Other factors also play a role in ensuring companies have adequate inventory levels to maintain their businesses. Relying on international parts suppliers can lead to substantial logistics costs, delays, and high risks in times of unexpected disruptions. Shutdowns, production delays, high freight costs, and labor shortages can have catastrophic consequences on inventory levels. Companies can not receive the materials and components that are critical to production. If a material or part arrives damaged from a supplier, replacements are not easily accessible.

Working with multiple local or regional suppliers in the future can help minimize the risks of parts shortages, safeguard auto production and repair schedules, and simplify and improve the supply chain and distribution process. Using fewer product transfers and shorter routes to produce and deliver parts increases the chance that companies will receive them when they’re needed. Local suppliers are more easily overseen. Manufacturers can easily visit them, enhancing the ability to maintain quality control. 

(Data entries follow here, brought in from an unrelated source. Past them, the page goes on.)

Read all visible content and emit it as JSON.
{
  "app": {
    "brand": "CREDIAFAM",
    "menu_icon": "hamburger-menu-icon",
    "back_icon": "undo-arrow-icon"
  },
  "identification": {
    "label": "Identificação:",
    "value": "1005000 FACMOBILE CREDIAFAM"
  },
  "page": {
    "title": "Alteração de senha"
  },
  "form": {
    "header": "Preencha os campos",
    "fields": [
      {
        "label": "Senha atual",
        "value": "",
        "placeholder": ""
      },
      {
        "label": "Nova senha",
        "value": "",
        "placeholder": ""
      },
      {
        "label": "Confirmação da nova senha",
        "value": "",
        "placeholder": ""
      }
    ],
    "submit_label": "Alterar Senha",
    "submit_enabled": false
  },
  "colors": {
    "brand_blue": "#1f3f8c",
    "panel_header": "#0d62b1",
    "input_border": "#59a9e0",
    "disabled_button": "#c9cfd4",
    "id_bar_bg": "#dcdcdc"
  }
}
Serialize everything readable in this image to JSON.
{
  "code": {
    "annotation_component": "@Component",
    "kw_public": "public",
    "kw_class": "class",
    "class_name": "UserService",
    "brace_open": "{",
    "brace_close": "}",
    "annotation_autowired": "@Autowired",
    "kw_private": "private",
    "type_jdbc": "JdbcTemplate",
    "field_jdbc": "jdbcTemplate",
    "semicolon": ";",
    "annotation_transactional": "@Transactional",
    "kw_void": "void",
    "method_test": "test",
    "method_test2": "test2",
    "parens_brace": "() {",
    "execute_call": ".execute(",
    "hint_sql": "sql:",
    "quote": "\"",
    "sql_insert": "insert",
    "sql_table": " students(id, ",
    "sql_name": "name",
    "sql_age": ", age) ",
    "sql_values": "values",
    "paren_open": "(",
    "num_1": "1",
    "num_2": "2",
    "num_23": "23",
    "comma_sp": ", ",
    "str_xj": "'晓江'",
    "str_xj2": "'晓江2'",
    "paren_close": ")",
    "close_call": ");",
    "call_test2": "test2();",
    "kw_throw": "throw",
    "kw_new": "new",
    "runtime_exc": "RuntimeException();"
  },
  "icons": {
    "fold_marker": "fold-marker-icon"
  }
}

While these measures should alleviate the problem to some extent, they are not enough. Alongside adapting inventory management and sourcing processes, auto manufacturers and distributors need to accelerate investment into technologies. Supply chain and distribution management technologies that offer a real-time view into all stages of a company’s supply chain allow for smarter demand and sales forecasting and enable more informed supply chain planning and decision making. These tools help manufacturers mitigate some of the risks associated with the JIT model and manage supply chains better.

Limited inventory and the supply chain crisis have highlighted the importance of assuring redundancies, such as holding extra inventory, not overly relying on JIT inventory, and having alternative supply sources. Additionally, increasing investments in digital tools will help auto manufacturers and distributors strengthen their supply chains, ensure production and service schedules run smoothly, and build and maintain flexible automotive supply chains able to withstand unexpected challenges in the future.